Generous to a fault with his time and money, prayerful, confessional, and evangelistic, a devoted student of Scripture and church history, this “thoroughly converted” Lewis wrote compellingly about the life and imagination of the Christian, his words having authority and presence because he had also lived it deeply and, as we glibly say, “authentically.” His depth and courage elicits our appreciation; no one does quite what Lewis does. One may choose to be critical, as some evangelicals have been, of his doctrine of Scripture, but it hard to imagine someone who sought harder to obey Scripture than Lewis, nor exhorted others more passionately to rely on it for authoritative guidance. His life corroborates his faith and defines his commitment.
My point is this. What continues to delay the “legacy” of Lewis and brings him new and appreciative readers everyday has only a little to do with what most of us would think of first: it is neither his skillful philosophical argumentation, which is formidable; nor the perspicacity of his reading and scholarship, which is legendary; nor the mythopoeic suggestiveness of his prose, which is masterful.

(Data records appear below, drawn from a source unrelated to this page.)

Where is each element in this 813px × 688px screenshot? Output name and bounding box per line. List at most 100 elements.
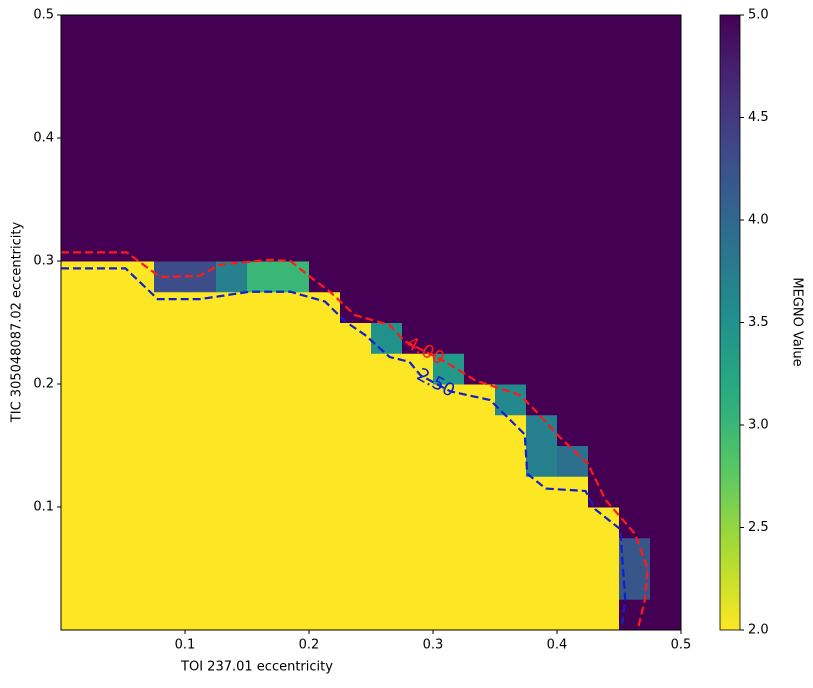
heatmap-cell: [433, 322, 465, 354]
heatmap-cell: [309, 476, 341, 508]
heatmap-cell: [247, 76, 279, 108]
heatmap-cell: [433, 45, 465, 77]
heatmap-cell: [588, 107, 620, 139]
heatmap-cell: [92, 45, 124, 77]
heatmap-cell: [464, 168, 496, 200]
heatmap-cell: [619, 45, 651, 77]
heatmap-cell: [123, 476, 155, 508]
heatmap-cell: [433, 15, 465, 47]
heatmap-cell: [433, 537, 465, 569]
heatmap-cell: [588, 138, 620, 170]
heatmap-cell: [588, 322, 620, 354]
heatmap-cell: [619, 445, 651, 477]
heatmap-cell: [340, 322, 372, 354]
heatmap-cell: [92, 476, 124, 508]
heatmap-cell: [278, 76, 310, 108]
heatmap-cell: [216, 476, 248, 508]
heatmap-cell: [123, 414, 155, 446]
heatmap-cell: [526, 15, 558, 47]
heatmap-cell: [433, 199, 465, 231]
heatmap-cell: [433, 291, 465, 323]
heatmap-cell: [650, 261, 682, 293]
colorbar-tick-label: 3.0: [748, 418, 769, 433]
heatmap-cell: [247, 230, 279, 262]
heatmap-cell: [433, 168, 465, 200]
heatmap-cell: [650, 445, 682, 477]
x-tick-label: 0.5: [671, 638, 692, 653]
heatmap-cell: [309, 107, 341, 139]
heatmap-cell: [278, 15, 310, 47]
heatmap-cell: [495, 476, 527, 508]
heatmap-cell: [278, 107, 310, 139]
heatmap-cell: [402, 138, 434, 170]
colorbar-tick-label: 4.5: [748, 110, 769, 125]
heatmap-cell: [371, 168, 403, 200]
heatmap-cell: [92, 15, 124, 47]
heatmap-cell: [371, 414, 403, 446]
heatmap-cell: [526, 107, 558, 139]
heatmap-cell: [588, 414, 620, 446]
heatmap-cell: [495, 384, 527, 416]
heatmap-cell: [92, 507, 124, 539]
heatmap-cell: [588, 261, 620, 293]
heatmap-cell: [154, 507, 186, 539]
heatmap-cell: [247, 537, 279, 569]
heatmap-cell: [247, 15, 279, 47]
heatmap-cell: [495, 199, 527, 231]
heatmap-cell: [619, 230, 651, 262]
heatmap-cell: [650, 230, 682, 262]
y-tick-label: 0.1: [33, 500, 54, 515]
heatmap-cell: [309, 445, 341, 477]
heatmap-cell: [557, 291, 589, 323]
heatmap-cell: [588, 291, 620, 323]
heatmap-cell: [526, 138, 558, 170]
heatmap-cell: [309, 537, 341, 569]
heatmap-cell: [464, 599, 496, 631]
heatmap-cell: [402, 199, 434, 231]
heatmap-cell: [650, 537, 682, 569]
heatmap-cell: [61, 168, 93, 200]
heatmap-cell: [526, 537, 558, 569]
y-tick-label: 0.4: [33, 131, 54, 146]
heatmap-cell: [154, 291, 186, 323]
heatmap-cell: [154, 353, 186, 385]
heatmap-cell: [123, 599, 155, 631]
heatmap-cell: [619, 599, 651, 631]
heatmap-cell: [464, 507, 496, 539]
heatmap-cell: [278, 476, 310, 508]
heatmap-cell: [216, 230, 248, 262]
heatmap-cell: [278, 45, 310, 77]
heatmap-cell: [92, 445, 124, 477]
heatmap-cell: [340, 261, 372, 293]
heatmap-cell: [526, 168, 558, 200]
heatmap-cell: [216, 384, 248, 416]
heatmap-cell: [619, 384, 651, 416]
x-tick-label: 0.2: [299, 638, 320, 653]
heatmap-cell: [371, 138, 403, 170]
heatmap-cell: [92, 568, 124, 600]
heatmap-cell: [92, 414, 124, 446]
heatmap-cell: [557, 322, 589, 354]
heatmap-cell: [185, 353, 217, 385]
heatmap-cell: [247, 138, 279, 170]
heatmap-cell: [526, 384, 558, 416]
heatmap-cell: [371, 599, 403, 631]
heatmap-cell: [464, 291, 496, 323]
heatmap-cell: [154, 599, 186, 631]
heatmap-cell: [278, 230, 310, 262]
heatmap-cell: [123, 199, 155, 231]
plot-frame: [60, 14, 682, 631]
heatmap-cell: [650, 107, 682, 139]
heatmap-cell: [371, 507, 403, 539]
heatmap-cell: [216, 199, 248, 231]
heatmap-cell: [216, 138, 248, 170]
heatmap-cell: [278, 568, 310, 600]
heatmap-cell: [433, 414, 465, 446]
heatmap-cell: [123, 568, 155, 600]
heatmap-cell: [557, 445, 589, 477]
heatmap-cell: [185, 322, 217, 354]
heatmap-cell: [247, 507, 279, 539]
heatmap-cell: [619, 138, 651, 170]
heatmap-cell: [123, 230, 155, 262]
heatmap-cell: [154, 476, 186, 508]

Rather, it is Who Lewis has placed at the center of his life that draws us, the One who saved him even as “the most reluctant convert in all of England.” Having equipped Lewis to deploy his polymathic learning faithfully and strategically, God set him loose to deliver eloquently "an answer" for the reason for the hope within him, empowering him to write uncommon, electric declarations like this:
If I find in myself a desire which no experience in this world can satisfy, the most probable explanation is that I was made for another world. If none of my earthly pleasures satisfy it that does not prove that the universe is a fraud. Probably earthly pleasures were never meant to satisfy it, but only to arouse it, to suggest the real thing. If that is so, I must take care, on the one hand, never to despise, or be unthankful for, these earthly blessings, and on the other, never to mistake them for the something else of which they are only a kind of copy, or echo, or mirage. I must keep alive in myself the desire for my true country, which I shall not find till after death; I must never let it get snowed under or turned aside; I must make it the main object of life to press on to that other country and to help others to do the same. (From Mere Christianity)
This is Lewis’s knowing, gracious appeal to our homesickness, explaining to us what is really going on in our restless hearts, pointing us home to our “true country.” This theme is pervasive in everything Lewis wrote post-conversion and forms the basis of whatever his legacy will be. Despite his prodigious talent, or, maybe because of it, Lewis can write genuinely as an “everyman,” with true empathy for our prodigal way, the joy of our return.
The “mere Christian” world Lewis promoted is “bigger on the inside than it is on the outside.” He knew what we most need, what we most want, is “the scent of a flower we have not found, the echo of a tune we have not heard, news from a country we have never yet visited,” and it is his sterling testimony that God has provided this for not only him, but also for us, in Christ.
Do you agree/disagree with Edwards' contention that it is too early to discern Lewis's legacy even 47 years after his death? What do you believe should be considered that wasn't mentioned in the essay above?